This post is not meant to shame anyone. But as an honest expression of emotion, I confess I was somewhat disheartened this morning to realize that, out of my core group of co-workers — all of whom I respect as decent, sensible, intelligent people — I’m the only one who will be spending Thanksgiving with ONLY members of my own household.
To be sure, others are scaling back their plans from what they would do in a normal year. Nobody is planning a giant, extended-family feast. Several are taking precautions: gathering outside, or opening windows, eating at separate tables, etc. And I’m grateful for that. Every precaution helps.
But the fact is, the number of COVID patients in Colorado hospitals, which only reached 1,000 just two weeks ago, is already poised to hit 3,000 the weekend after Thanksgiving — and that’s without a post-Thanksgiving surge.
Becky’s E.R. shifts on Thursday, Friday & Saturday of the holiday weekend will be chaotic enough; the hospital is already well into its crisis contingency plans (and indeed, she’ll be working a different shift than usual, at the hospital’s request, to fill a staffing gap as things get worse). But it’s the next set of shifts, and the ones after that, that I really worry about.
If many thousands of additional Coloradans get sick, all at the same time, in the aftermath of Thanksgiving gatherings, the hospitals — and their heroic nurses and docs — simply won’t have the beds, the resources, or the people to handle it. They just won’t. And so there will be a significant degradation in the level of care, and an escalating level of hell for the staff who have to manage the chaos, and make the impossible, wrenching decisions about who lives and who dies, otherwise antiseptically known as “crisis standards of care.”

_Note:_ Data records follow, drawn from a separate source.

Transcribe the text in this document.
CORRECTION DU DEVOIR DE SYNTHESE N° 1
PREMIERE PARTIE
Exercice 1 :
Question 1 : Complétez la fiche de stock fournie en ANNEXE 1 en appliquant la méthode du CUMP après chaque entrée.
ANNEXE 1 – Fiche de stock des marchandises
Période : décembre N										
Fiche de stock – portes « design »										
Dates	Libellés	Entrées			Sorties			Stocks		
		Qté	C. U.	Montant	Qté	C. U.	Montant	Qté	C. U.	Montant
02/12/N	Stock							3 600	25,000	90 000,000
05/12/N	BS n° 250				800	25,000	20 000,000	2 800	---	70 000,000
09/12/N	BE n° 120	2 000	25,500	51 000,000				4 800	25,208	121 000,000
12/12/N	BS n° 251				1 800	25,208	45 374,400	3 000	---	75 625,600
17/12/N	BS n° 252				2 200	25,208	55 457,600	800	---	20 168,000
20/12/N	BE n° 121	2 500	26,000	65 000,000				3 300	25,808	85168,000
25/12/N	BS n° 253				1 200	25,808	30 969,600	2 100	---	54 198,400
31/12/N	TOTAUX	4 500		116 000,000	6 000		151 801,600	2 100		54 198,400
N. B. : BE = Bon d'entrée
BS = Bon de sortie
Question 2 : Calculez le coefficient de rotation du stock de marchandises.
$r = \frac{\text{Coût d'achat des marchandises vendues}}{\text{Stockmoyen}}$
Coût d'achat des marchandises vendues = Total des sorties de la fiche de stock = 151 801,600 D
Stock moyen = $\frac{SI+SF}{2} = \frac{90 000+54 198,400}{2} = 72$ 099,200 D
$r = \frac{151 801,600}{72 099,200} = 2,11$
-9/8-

And unfortunately, it’s a numbers game. If you have a multi-household Thanksgiving with modest levels of precaution, you’ll probably be fine. The odds are in your favor, and your family’s. But — and here I feel like the guy in “Titanic” talking about the mathematical certainty of doom — the inevitable reality is that some percentage of people who do the same thing you did, won’t be fine. The percentage will be small, but if the denominator is big enough, that small not-fine percentage will amount to enough people that my wife’s workplace will become even more of a hellscape in December than is already guaranteed by the present high level of community spread.
So, yeah, it probably won’t be you, or a member of your family, whose hospital “room” is actually a hallway or closet, or whose bed is at an understaffed convention center. But it’ll be a member of somebody’s family. And likewise, the nurses caring for all those patients, holding down the fort as more patients arrive and more co-workers get sick, will be members of somebody’s family too. And some of them will ultimately be assigned to help palliate the final days & hours of patients stuck in a place like that “pit” in El Paso you may have read about in a viral tweet, which some misinterpreted as whistleblowing about a shocking hospital failure, rather than simply an accurate description of what “crisis standards of care” really means: people, who could otherwise have survived, left to die because of an acute lack of resources, because too many folks took too many risks (in some cases, reckless risks, but other cases, modest, reasonable-seeming risks), at a time when the overall risk to the community is astronomical, and we need to take this even more seriously than we ever have before, including back in March/April.
As I said, I’m not here to shame anyone. I’m not perfect, I haven’t always made the right choices, and I respect all the conflicting emotions at play here. I’ll just say this. Close your eyes and imagine a world where every hospital in Colorado is overrun; there are no beds in the E.R. for heart attack or car accident victims; dozens of refrigerated trucks are serving as mobile morgues all over the state; and the daily nationwide death toll is greater than the number who died on 9/11 (and still rising). And then ask yourself: if I lived in that world, what would I do for Thanksgiving? And then do that. Because that world is our immediate future, unless we very, very seriously buckle down & lock down, right now, today.